We all want to make good, and young lawyer Will Connelly is no exception. Will wants to get ahead, and as The Insider opens he's striving to make partner in his San Francisco law firm. Will works hard. In fact, on the day that will change his life he arrives at 6:30 a.m. to get a head start on clocking those billable hours. Will's working so hard that he pointedly ignores the phone call from a co-worker that, if he had answered it, might have saved his life. Or it might not. He'll never know for sure, but moments later he sees this co-worker plummet past the window of his office on the thirty-eighth floor.
Later that morning Will learns he's been made partner. He also learns that Ben Fisher--he who fell to a bloody death--had not. And that evening, while celebrating alone, Will meets a beautiful Russian office worker. Even at the best of times a one-night-stand is probably not the best of ideas. With the run of luck which started when Will's key card to the firm's building was found in his dead co-worker's possession, it's not at all a good idea.
Within twenty-four hours Will has been sucked into a practically incomprehensible vortex of threats, pain, and demands that are impossible to comply with. Will's pickup, the lovely Katya, has ties to a couple of Russian wannabe mobsters. The wannabes want Will to give them some insider information about a merger he's working on, one involving Jupiter Software, a company with a revolutionary encryption program. Events pile up upon one another, faster and faster; information comes from all directions, and is often misleading or wrong.

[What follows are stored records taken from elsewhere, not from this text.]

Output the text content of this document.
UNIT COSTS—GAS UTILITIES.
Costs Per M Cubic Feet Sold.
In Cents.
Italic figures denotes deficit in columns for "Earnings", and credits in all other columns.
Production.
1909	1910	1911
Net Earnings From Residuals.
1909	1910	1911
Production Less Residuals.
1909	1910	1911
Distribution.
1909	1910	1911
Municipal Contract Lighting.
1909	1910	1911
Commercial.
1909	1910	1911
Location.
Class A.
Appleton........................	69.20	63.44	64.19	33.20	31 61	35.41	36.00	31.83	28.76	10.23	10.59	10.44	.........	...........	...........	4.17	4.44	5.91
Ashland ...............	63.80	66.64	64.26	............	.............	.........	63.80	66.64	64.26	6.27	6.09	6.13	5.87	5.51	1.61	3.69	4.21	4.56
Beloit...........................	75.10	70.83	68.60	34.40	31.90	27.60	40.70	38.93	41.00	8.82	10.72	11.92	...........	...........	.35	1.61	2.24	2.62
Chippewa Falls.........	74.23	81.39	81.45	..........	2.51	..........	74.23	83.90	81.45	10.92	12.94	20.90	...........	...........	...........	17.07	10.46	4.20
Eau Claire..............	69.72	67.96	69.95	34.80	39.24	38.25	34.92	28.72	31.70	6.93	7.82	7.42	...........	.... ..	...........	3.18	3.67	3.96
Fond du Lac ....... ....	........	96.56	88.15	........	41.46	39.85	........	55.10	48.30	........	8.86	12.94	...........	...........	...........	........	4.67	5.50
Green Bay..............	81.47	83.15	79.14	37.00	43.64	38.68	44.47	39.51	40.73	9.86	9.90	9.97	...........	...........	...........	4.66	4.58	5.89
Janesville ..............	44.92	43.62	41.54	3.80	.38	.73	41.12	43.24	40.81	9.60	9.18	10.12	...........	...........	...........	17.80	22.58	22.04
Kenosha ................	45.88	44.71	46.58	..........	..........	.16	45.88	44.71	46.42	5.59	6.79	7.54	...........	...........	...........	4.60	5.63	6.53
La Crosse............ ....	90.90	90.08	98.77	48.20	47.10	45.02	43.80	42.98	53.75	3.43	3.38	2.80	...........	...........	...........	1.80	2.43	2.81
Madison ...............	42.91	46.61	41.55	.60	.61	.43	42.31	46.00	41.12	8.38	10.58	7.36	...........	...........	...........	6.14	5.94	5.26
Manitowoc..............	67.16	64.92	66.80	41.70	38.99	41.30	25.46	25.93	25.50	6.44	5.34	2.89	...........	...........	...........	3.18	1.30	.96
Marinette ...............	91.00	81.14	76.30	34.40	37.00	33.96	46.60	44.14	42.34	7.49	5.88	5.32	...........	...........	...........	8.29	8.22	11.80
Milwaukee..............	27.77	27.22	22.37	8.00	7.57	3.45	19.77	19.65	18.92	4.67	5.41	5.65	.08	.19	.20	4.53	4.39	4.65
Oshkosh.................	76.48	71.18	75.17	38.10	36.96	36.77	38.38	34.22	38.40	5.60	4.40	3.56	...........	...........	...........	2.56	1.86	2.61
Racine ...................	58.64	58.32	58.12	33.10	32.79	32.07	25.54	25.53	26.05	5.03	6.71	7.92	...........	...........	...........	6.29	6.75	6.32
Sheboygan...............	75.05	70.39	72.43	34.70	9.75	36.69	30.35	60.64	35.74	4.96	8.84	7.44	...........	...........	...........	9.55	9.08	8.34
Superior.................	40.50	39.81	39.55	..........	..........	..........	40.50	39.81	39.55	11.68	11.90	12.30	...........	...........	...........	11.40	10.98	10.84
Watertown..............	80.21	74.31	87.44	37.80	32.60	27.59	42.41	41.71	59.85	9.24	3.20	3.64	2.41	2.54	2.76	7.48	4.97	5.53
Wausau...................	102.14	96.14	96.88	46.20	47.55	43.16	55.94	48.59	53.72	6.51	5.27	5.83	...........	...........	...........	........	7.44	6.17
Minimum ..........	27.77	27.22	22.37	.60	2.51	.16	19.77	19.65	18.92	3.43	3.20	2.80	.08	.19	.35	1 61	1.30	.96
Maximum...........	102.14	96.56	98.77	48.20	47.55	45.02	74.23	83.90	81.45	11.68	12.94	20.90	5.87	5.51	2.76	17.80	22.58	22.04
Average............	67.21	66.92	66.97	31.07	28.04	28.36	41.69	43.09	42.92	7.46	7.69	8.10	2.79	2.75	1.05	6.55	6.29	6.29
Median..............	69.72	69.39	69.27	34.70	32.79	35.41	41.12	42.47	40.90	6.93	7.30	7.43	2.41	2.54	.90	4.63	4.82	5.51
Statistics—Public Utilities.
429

The action in The Insider, the first legal thriller from author (and lawyer) Reece Hirsch, is nonstop. Hirsch works the fabulous San Francisco setting, racing Will--and the reader--all around the city and its environs, including a mad chase through the feathers and leather of the Gay Pride Parade on Market Street. There are more deaths, bad guys are discovered in high places, and by novel's end Will Connelly has embarked upon a different sort of life. A most impressive first novel; I look forward to more from Reece Hirsch.